Arnold was raised in Brooklyn in a family that didn’t have a lot and lost a lot of extended family in World War II. But he excelled in public education.
He graduated high school at 15, he graduated from college at 19, and had a master’s degree in electrical engineering at 21. He was an inventor, a designer and an engineer. But also part of his success was instilling a sense of equity.
“How do you help people who haven’t always been given a chance?” explains Nicole. “Really looking at fairness, and fairness is not that everyone gets the same thing. And equity is not that everyone gets the same thing. Fairness and equity are that everyone gets what they need.”
Nicole jokes that they always like to say that. “My dad had a really big brain.”
As she reflects on all the values that came from her father, she realizes one of her personal favorites – curiosity.
“I feel like if you are not curious in this world, you are losing out. There is so much to know about other people, how things work and how we can do better,” says Nicole. “I think about innovation, growth and learning. I think that is so critical to who I am and how I operate, also how I work with people. Being curious about the people that you work with and being curious about what they care about, that’s something that came from him.”

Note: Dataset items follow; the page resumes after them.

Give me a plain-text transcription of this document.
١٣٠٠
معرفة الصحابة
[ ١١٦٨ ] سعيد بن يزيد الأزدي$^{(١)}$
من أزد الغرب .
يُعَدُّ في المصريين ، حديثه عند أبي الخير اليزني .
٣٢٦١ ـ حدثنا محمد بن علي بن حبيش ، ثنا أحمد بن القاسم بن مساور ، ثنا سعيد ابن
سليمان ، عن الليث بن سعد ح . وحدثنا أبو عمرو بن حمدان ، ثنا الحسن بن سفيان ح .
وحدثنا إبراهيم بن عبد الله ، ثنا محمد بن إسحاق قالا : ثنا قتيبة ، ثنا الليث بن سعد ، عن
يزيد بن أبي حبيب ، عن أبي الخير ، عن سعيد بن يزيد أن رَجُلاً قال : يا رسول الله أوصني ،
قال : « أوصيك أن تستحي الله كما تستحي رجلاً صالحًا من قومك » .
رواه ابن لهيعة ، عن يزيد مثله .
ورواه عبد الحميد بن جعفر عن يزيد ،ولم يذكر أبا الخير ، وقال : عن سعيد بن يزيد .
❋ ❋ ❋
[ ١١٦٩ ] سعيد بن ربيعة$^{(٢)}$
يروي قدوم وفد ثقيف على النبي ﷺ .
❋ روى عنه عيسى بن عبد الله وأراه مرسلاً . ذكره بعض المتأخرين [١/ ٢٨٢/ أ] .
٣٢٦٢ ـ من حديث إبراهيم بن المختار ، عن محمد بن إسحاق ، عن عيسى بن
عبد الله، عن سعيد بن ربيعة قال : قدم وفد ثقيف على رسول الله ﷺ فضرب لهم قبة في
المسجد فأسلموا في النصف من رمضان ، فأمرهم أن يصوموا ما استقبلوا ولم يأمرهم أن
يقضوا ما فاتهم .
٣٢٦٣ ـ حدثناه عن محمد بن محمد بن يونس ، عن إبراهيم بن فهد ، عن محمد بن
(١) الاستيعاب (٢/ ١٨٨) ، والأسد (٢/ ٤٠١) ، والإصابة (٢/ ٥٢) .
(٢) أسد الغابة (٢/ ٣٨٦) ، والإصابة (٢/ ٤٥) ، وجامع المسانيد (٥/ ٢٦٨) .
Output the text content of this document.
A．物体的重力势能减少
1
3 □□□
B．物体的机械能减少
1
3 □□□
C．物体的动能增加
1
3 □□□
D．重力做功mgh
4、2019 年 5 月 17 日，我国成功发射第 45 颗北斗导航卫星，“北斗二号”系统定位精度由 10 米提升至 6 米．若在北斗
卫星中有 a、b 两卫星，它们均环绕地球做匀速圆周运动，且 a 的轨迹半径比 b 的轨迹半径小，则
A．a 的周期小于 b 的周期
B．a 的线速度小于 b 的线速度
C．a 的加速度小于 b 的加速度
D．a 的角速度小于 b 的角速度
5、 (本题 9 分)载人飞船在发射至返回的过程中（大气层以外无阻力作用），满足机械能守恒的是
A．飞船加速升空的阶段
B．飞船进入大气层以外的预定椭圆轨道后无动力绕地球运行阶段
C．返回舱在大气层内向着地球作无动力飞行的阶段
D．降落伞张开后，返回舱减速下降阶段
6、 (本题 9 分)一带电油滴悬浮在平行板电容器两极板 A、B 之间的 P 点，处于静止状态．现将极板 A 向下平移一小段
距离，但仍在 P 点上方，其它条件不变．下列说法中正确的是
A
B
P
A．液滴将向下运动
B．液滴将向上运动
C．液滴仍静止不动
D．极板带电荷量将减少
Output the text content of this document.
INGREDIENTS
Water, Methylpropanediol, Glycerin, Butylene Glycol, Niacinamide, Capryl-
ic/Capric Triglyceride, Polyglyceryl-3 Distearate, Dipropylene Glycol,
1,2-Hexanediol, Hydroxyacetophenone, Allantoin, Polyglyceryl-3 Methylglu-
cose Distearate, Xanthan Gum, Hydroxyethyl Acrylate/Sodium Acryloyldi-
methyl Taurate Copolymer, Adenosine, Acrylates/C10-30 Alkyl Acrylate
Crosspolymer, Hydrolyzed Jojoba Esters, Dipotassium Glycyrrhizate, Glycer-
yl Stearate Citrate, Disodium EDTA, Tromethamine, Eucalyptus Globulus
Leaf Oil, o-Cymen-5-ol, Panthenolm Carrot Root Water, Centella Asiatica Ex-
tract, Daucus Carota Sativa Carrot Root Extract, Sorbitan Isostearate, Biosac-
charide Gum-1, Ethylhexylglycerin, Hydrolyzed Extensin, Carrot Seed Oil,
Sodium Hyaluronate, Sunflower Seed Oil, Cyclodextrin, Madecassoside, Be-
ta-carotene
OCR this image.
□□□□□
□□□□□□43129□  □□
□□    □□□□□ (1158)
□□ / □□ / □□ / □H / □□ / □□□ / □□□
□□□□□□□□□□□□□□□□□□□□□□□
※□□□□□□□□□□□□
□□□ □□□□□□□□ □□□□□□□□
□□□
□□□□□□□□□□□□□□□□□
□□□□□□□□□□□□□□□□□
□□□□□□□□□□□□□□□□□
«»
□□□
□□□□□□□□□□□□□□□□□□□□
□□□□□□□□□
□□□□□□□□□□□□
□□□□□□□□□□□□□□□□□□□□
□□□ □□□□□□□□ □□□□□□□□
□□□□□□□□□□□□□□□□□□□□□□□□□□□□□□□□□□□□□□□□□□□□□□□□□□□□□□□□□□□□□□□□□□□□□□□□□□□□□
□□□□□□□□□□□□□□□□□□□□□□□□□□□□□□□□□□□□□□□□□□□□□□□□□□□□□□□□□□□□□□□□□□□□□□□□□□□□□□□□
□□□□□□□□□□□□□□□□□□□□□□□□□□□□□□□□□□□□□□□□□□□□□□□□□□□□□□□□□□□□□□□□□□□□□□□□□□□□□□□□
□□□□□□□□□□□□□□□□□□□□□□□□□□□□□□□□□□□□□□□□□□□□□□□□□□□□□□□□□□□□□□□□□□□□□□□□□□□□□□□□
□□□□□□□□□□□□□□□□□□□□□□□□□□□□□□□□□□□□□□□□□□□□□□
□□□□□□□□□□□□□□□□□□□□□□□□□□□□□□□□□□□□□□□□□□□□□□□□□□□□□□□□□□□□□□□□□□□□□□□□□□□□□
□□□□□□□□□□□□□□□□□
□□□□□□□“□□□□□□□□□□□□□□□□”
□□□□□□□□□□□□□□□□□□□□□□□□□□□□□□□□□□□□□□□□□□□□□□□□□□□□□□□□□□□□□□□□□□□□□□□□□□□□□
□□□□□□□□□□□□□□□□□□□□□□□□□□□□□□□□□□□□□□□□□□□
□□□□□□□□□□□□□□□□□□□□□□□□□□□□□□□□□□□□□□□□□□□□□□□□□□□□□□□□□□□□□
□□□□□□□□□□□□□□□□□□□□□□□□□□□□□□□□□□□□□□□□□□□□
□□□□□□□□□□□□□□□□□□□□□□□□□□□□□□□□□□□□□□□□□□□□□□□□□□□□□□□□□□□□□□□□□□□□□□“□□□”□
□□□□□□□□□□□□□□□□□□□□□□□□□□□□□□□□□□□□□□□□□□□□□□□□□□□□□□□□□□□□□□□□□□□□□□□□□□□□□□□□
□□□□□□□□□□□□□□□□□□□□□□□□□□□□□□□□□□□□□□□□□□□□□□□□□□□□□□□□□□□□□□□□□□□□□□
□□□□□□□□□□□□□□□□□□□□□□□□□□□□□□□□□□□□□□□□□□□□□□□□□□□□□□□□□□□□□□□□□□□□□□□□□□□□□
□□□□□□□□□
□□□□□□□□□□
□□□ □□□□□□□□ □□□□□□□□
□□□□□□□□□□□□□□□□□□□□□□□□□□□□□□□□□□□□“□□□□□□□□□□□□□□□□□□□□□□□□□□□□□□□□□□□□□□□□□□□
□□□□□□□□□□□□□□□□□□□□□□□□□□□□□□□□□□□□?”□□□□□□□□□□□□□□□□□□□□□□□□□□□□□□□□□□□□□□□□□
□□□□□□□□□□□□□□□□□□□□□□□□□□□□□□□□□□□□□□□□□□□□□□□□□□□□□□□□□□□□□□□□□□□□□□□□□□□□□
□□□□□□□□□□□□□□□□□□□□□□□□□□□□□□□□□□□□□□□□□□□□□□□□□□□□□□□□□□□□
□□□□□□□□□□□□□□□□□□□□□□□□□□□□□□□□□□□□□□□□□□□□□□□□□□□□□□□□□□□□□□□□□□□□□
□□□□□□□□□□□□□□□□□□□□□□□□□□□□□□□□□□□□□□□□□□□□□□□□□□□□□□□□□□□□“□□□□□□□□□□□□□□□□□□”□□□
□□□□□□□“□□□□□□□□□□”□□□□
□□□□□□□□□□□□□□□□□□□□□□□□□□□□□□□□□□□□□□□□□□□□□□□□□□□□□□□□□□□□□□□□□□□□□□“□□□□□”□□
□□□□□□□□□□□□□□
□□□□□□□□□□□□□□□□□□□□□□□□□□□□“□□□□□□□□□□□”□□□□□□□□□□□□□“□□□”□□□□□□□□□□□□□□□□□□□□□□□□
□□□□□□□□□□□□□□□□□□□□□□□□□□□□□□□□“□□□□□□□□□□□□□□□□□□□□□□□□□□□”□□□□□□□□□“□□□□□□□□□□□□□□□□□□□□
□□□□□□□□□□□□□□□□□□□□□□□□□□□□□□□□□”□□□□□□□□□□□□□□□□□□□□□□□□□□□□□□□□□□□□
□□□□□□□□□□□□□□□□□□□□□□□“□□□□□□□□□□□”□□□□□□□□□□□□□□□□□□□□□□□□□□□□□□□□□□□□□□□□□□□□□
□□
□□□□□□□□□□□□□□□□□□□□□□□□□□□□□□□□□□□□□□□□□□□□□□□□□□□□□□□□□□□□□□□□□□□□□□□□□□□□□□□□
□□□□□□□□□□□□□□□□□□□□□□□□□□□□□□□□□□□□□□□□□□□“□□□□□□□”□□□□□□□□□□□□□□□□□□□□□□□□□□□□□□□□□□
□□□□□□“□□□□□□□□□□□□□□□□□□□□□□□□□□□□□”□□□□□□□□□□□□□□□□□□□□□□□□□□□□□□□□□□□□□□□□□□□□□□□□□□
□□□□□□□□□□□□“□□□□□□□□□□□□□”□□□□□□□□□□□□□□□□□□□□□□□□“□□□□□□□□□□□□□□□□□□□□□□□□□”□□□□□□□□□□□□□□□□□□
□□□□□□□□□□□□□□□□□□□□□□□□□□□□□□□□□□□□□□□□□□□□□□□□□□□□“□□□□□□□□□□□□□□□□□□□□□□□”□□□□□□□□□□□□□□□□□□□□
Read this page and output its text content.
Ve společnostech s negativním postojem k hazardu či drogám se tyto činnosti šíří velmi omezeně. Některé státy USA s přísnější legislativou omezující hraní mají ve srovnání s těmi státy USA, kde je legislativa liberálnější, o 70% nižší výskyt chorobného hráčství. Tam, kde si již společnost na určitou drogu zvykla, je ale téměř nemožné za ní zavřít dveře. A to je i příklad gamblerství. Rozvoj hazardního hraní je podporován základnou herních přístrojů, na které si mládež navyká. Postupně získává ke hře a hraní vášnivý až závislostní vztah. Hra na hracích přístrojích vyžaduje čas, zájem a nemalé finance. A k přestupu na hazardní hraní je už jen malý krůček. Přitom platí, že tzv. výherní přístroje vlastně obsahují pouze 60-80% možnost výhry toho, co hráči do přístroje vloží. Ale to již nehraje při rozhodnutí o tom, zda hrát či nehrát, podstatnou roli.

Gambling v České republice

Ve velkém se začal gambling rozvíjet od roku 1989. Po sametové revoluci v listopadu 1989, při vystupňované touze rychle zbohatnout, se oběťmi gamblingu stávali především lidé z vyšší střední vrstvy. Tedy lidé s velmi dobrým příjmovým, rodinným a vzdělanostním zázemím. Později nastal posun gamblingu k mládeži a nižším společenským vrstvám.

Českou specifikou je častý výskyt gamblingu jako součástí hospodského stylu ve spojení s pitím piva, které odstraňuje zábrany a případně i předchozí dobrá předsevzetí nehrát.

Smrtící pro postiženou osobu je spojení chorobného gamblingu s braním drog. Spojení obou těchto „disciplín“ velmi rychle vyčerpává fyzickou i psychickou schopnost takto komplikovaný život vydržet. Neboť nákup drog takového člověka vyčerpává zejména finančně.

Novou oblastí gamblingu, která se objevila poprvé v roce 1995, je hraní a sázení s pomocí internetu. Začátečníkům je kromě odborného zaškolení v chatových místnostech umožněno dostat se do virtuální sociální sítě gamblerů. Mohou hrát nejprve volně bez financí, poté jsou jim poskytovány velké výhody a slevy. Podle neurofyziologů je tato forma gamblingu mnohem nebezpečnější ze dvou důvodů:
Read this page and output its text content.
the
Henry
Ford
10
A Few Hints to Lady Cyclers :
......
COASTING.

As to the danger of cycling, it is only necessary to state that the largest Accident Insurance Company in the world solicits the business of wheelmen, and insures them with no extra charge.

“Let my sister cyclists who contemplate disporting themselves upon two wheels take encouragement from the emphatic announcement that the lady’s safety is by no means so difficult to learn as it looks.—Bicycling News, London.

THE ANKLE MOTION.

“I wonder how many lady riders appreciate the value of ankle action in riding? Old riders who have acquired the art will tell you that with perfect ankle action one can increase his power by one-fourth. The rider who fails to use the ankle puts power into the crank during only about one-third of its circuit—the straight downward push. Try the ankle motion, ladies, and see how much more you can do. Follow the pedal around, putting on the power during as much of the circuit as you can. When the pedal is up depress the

Curiosity also comes in handy when you are a mother of a not-quite-one-year-old when the pandemic began. Nicole and her husband, Casey Maharg, welcomed their son Jack in April of 2019.
She is grateful to live in Portland and raise Jack in Portland’s Jewish community. Nicole was also recently appointed to the development committee of the Mittleman Jewish Community Center and PJA. “I think that both institutions are just so critical to the fabric of Jewish Portland,” she says. She is excited that Jack gets to grow up at Portland Jewish Academy. “Something about that building just feels like home.”
“We are so lucky that we have this happy, little person in our household. It’s just softened me in a lot of ways in terms of having a deeper understanding of how hard it is for so many people on so many different levels,” says Nicole. “I’ve always been Type A, valedictorian of my high school, straight A’s, color inside the lines – and the combination of becoming a parent and losing my dad and a pandemic in a very short amount of time – well, there are no lines anymore, and coloring in the lines isn’t how I want to be at this point in my life. It’s been an interesting time of transition.”
Casey also helps to keep Nicole balanced. They went to elementary, middle and high school together and grew up in houses less than a mile apart, but didn’t know each other. When they met as adults, they connected the dots!
“He is such a great partner and support, especially around my work. We bounce a lot off of each other and, working from home together the last nine months, have found that we are pretty good “co-workers,” though we work at different companies,” says Nicole. “I’m proud to say that some of my work has rubbed off on him, and he’s one of the leaders of his company’s equity and inclusion work, in addition to his full-time job, and it’s nice that we can support each other in that shared purpose.”
She also hopes that we have a little more grace for one another after the pandemic, a little more understanding.
“I feel like we can be a little bit more transparent about our struggles. Life is hard. There’s the hard stuff that happens. You don’t always have to have it together. And frankly, no one has it all together, all the time, and that’s okay,” says Nicole. “To be able to say, ‘I’m figuring it out,’ and to ask for help. I think that that’s a lesson that a lot of people have learned this past year for sure.”